Referring to Coulter by his nickname, Keller said “Uncle Popeye” had been “caught up with the wrong people at the wrong time.”

Keller said the night he got shot, Marshall Coulter had left the house around 10 p.m. to take out the garbage — but never came back inside.

She alluded to curfew violations and other small-time burglaries that the boy had been caught up in, but insisted that Coulter was a good kid who loved his nieces and nephews.

“The next thing we knew, we were getting a phone call that said Popeye had been shot,” Keller said.

“I love Marshall,” Keller added, “I really just see him being with the wrong crowd, trying to fit in with the wrong people. He’s not crazy, he’s not stupid — he’s just a follower. Now he’s got a big hole in his head.”

The youth, she said, had struggled with depression since his stepfather, David Douglas, died a couple of years ago from esophageal cancer.

“He raised him as his own child before he passed,” Keller said. “David died in this house, and Marshall was in the house when he died.”

Coulter’s grandmother was sitting on a white plastic chair on the second-story porch, saying little as Keller described Marshall’s struggles following the death of his stepfather.

She looked up upon hearing Keller’s comment and said, “That’s why he’s traumatized!”

Keller said whenever she’d ask the troubled youth what was bothering him, he’d say, “I’m missing my daddy.”

He liked lasagna and pizza, playing the drums and watching comedies and horror movies, Keller said. “My son misses him, and wants him to come home.
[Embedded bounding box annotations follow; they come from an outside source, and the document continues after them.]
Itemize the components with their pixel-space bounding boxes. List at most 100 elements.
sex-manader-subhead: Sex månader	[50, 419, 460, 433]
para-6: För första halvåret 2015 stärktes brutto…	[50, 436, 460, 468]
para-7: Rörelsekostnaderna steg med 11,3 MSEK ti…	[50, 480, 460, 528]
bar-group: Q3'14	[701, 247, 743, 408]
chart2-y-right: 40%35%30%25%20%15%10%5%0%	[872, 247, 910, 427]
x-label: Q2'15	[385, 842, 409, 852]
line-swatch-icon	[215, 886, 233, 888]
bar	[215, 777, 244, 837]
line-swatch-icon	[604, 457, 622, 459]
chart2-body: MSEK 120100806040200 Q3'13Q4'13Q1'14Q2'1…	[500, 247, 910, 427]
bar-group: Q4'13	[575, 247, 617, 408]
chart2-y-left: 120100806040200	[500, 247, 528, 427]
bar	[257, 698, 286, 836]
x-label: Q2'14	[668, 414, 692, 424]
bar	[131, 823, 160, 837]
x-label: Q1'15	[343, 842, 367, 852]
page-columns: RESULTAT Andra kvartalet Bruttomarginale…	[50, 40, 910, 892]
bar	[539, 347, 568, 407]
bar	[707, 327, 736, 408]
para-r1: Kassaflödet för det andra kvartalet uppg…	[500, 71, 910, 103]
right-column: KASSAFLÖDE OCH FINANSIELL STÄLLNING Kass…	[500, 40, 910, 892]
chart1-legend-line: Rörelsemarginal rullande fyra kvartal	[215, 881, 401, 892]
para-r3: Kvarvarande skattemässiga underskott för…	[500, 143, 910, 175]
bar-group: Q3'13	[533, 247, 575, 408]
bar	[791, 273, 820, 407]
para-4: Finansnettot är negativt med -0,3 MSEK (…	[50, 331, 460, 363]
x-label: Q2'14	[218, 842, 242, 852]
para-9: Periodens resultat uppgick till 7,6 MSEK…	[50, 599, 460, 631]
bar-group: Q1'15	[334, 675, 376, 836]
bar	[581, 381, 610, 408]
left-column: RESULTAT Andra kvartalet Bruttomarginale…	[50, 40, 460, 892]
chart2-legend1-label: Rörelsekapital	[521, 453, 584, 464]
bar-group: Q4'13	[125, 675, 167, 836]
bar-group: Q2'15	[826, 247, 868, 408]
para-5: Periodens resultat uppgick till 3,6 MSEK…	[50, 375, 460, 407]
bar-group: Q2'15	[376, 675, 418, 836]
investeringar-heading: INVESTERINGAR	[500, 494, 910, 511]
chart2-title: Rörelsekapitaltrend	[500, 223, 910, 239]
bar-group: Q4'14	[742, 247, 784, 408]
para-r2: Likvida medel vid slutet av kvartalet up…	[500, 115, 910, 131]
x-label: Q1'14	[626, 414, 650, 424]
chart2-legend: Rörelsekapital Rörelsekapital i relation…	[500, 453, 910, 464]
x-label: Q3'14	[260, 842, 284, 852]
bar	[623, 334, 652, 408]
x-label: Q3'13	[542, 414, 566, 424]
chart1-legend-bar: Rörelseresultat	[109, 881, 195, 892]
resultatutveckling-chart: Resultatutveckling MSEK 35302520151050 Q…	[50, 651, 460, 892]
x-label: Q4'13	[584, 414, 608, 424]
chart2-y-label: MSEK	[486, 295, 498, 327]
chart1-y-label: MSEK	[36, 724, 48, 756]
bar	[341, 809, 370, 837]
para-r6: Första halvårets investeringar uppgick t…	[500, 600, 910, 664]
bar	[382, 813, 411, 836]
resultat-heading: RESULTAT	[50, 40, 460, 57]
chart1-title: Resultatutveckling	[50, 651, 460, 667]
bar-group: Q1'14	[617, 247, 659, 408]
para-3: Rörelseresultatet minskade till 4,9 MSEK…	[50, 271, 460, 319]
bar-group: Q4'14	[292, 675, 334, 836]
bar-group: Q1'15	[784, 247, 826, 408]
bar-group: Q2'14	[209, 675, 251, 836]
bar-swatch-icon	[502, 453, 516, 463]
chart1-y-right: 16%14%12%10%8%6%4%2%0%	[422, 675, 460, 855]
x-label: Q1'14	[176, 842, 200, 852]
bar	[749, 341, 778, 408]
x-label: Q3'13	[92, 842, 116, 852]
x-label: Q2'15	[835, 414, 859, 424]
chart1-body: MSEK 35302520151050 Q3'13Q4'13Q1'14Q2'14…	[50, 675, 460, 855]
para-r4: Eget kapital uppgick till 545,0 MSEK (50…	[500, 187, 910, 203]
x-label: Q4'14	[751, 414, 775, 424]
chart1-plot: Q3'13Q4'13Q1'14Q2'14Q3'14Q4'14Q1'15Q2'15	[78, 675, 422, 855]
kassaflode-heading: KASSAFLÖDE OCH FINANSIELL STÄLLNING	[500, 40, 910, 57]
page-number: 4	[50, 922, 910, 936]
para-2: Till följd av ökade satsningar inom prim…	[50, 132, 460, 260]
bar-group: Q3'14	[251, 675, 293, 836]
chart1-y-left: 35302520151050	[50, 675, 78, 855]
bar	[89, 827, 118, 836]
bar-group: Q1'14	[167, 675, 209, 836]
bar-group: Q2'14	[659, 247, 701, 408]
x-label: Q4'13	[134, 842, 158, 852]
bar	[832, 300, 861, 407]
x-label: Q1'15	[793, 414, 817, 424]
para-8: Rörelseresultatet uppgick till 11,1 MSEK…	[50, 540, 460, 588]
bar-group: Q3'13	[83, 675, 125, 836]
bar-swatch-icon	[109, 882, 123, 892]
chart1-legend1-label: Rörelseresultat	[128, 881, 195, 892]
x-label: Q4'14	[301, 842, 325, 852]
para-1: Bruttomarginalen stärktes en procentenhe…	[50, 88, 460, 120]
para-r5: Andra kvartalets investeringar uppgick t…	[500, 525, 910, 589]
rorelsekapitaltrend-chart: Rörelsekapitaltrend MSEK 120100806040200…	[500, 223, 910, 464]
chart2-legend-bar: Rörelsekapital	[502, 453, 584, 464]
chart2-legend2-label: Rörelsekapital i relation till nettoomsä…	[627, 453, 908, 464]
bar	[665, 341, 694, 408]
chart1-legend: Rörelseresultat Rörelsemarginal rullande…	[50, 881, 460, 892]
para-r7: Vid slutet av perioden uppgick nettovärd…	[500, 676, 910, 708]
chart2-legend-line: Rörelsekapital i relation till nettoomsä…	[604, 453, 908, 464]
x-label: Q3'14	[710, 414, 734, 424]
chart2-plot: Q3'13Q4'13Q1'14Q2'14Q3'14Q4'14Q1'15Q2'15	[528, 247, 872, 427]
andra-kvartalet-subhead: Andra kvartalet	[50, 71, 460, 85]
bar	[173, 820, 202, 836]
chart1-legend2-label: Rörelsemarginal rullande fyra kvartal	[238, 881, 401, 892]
But he’s not going to be the same Marshall again.”

Keller also spoke up on behalf of Coulter’s mother, Sarah Coulter, who was grieving on the porch with the boy’s grandmother and Marshall’s friends and siblings.

Marshall is one of eight children, Keller said.

“She’s a good mother,” Keller said. “I wish she was my mother. Marshall had a lot going on, and she was always there, trying to stay on top of it.”

So far we haven’t had an Al Sharpton sighting in New Orleans. Give it a few days. It took almost a month to crank up the circus in Sanford after the Trayvon Martin shooting; this could take longer since Landry was charged in the case.